On 4/7/16, 4:44 PM, "Eric Niebler" <eniebler at fb.com> wrote:

>On 4/7/16, 11:37 AM, "clattner at apple.com on behalf of Chris Lattner" <clattner at apple.com> wrote:
>
>>On Apr 5, 2016, at 4:03 PM, Eric Niebler via cfe-dev <cfe-dev at lists.llvm.org> wrote:
>>
>>> Hi all,
>>
>>> I have an initial cut at patch that issues a warning when a file is #included
>>> on a case-insensitive file system that would not be found on a case-sensitive
>>> system. Is there interest?
>>
>>> Since this is a hard problem to solve perfectly, I have opted for a strategy
>>> that is efficient and conservative about issuing diagnostics. That is, it
>>> shouldn't give false positives, but it will fail to diagnose some non-portable
>>> paths. On *nix systems, the low-level APIs that stat and open files get an
>>> extra call to ::realpath, and the result is cached along with the rest of the
>>> file metadata. On Windows, I use a combination of GetFullPathName and
>>> GetLongPathName to get the same effect. (I don't believe that's guaranteed to
>>> get the physical name including case, but it seems to mostly work in my
>>> testing.)
>>> 
>>> Due to how I compare path components, a relative path like
>>> "NoTtHeRiGhTcAsE/../correctly-cased.h" will not be diagnosed, but
>>> "../NoTtHeRiGhTcAsE/correctly-cased.h" will be. Catching more cases requires
>>> many more round trips to the disk, which I wanted to avoid.
>>
>>Hi Eric,
>>
>>This would be a hugely welcomed feature, but have you done any performance analysis of this?  The preprocessor and the data structures you are touching are very sensitive.
>>
>>You can stress test the preprocessor by using the "clang -cc1 -Eonly” mode.  If you’re on a mac, I’d recommend timing <Cocoa/Cocoa.h>
>
>Thanks for the suggestion, Chris. Looks like I've regressed the speed of the preprocessor by 25%. Yikes. I'll see what I can do.
>
>Eric


I have reimplemented this feature with an eye to performance. I now have it down to 2-3% perf regression in the preprocessor, which I hope is acceptable. I have benchmarked perf on MacOS (with Cocoa.h), Linux (with all of Boost.Spirit), and Windows (with Windows.h). For the record, Windows.h is terrible about properly casing its #includes. :-)

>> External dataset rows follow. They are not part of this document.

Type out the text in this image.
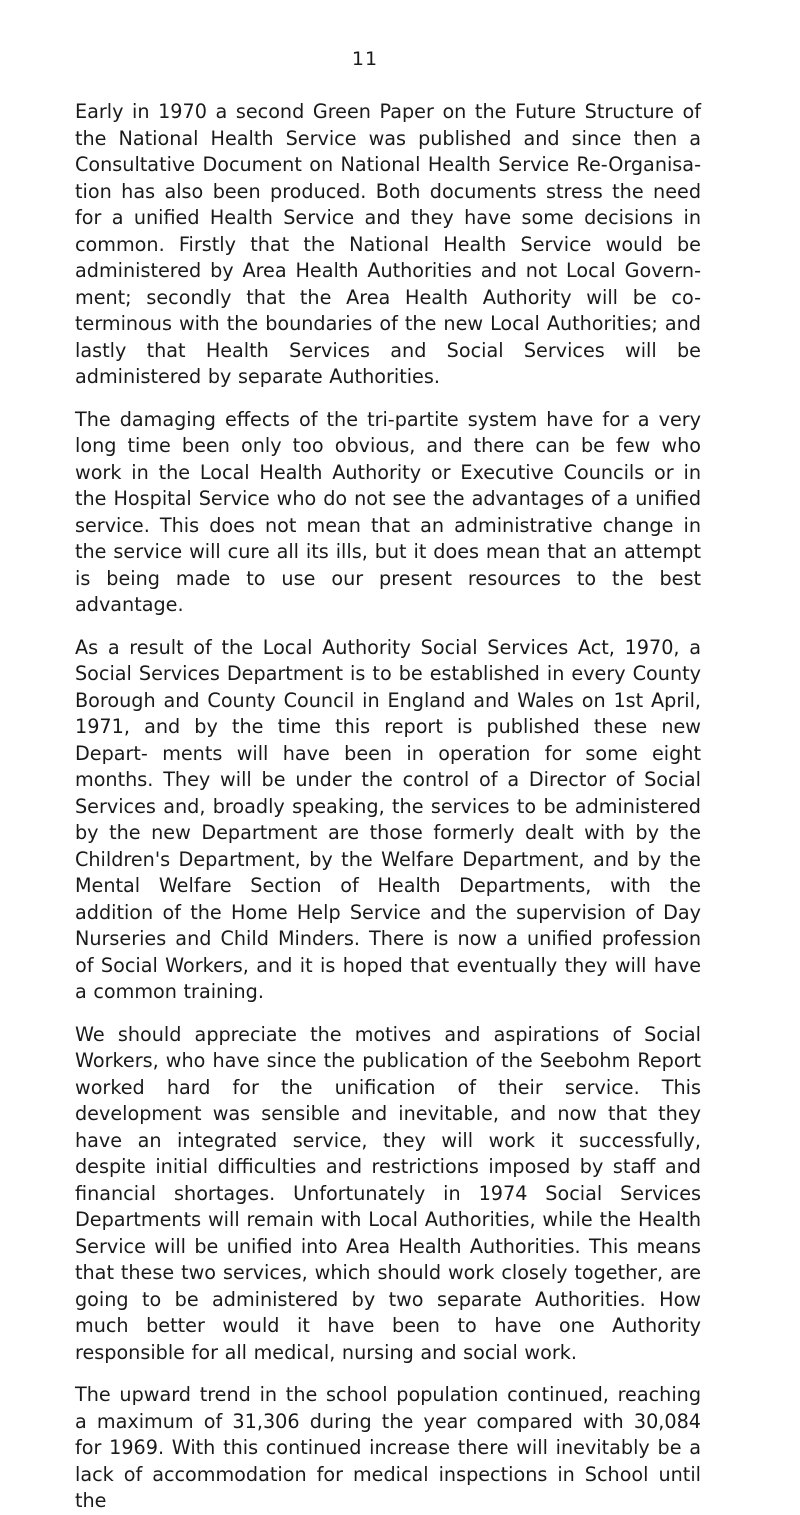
11

Early in 1970 a second Green Paper on the Future Structure of the National Health Service was published and since then a Consultative Document on National Health Service Re-Organisa- tion has also been produced. Both documents stress the need for a unified Health Service and they have some decisions in common. Firstly that the National Health Service would be administered by Area Health Authorities and not Local Govern- ment; secondly that the Area Health Authority will be co-terminous with the boundaries of the new Local Authorities; and lastly that Health Services and Social Services will be administered by separate Authorities.

The damaging effects of the tri-partite system have for a very long time been only too obvious, and there can be few who work in the Local Health Authority or Executive Councils or in the Hospital Service who do not see the advantages of a unified service. This does not mean that an administrative change in the service will cure all its ills, but it does mean that an attempt is being made to use our present resources to the best advantage.

As a result of the Local Authority Social Services Act, 1970, a Social Services Department is to be established in every County Borough and County Council in England and Wales on 1st April, 1971, and by the time this report is published these new Depart- ments will have been in operation for some eight months. They will be under the control of a Director of Social Services and, broadly speaking, the services to be administered by the new Department are those formerly dealt with by the Children's Department, by the Welfare Department, and by the Mental Welfare Section of Health Departments, with the addition of the Home Help Service and the supervision of Day Nurseries and Child Minders. There is now a unified profession of Social Workers, and it is hoped that eventually they will have a common training.

We should appreciate the motives and aspirations of Social Workers, who have since the publication of the Seebohm Report worked hard for the unification of their service. This development was sensible and inevitable, and now that they have an integrated service, they will work it successfully, despite initial difficulties and restrictions imposed by staff and financial shortages. Unfortunately in 1974 Social Services Departments will remain with Local Authorities, while the Health Service will be unified into Area Health Authorities. This means that these two services, which should work closely together, are going to be administered by two separate Authorities. How much better would it have been to have one Authority responsible for all medical, nursing and social work.

The upward trend in the school population continued, reaching a maximum of 31,306 during the year compared with 30,084 for 1969. With this continued increase there will inevitably be a lack of accommodation for medical inspections in School until the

Incorrectly cased #includes are diagnosed on MacOS, Windows, and on Linux (for case-insensitive file systems). They are even diagnosed in Cygwin. They will not be diagnosed on *nix-like systems that don't have either F_GETPATH (like MacOS) or a mounted /proc filesystem.

Comments welcome.

Eric

P.S. I'm still working on getting clang's tests to run on Windows, so this hasn't been tested there.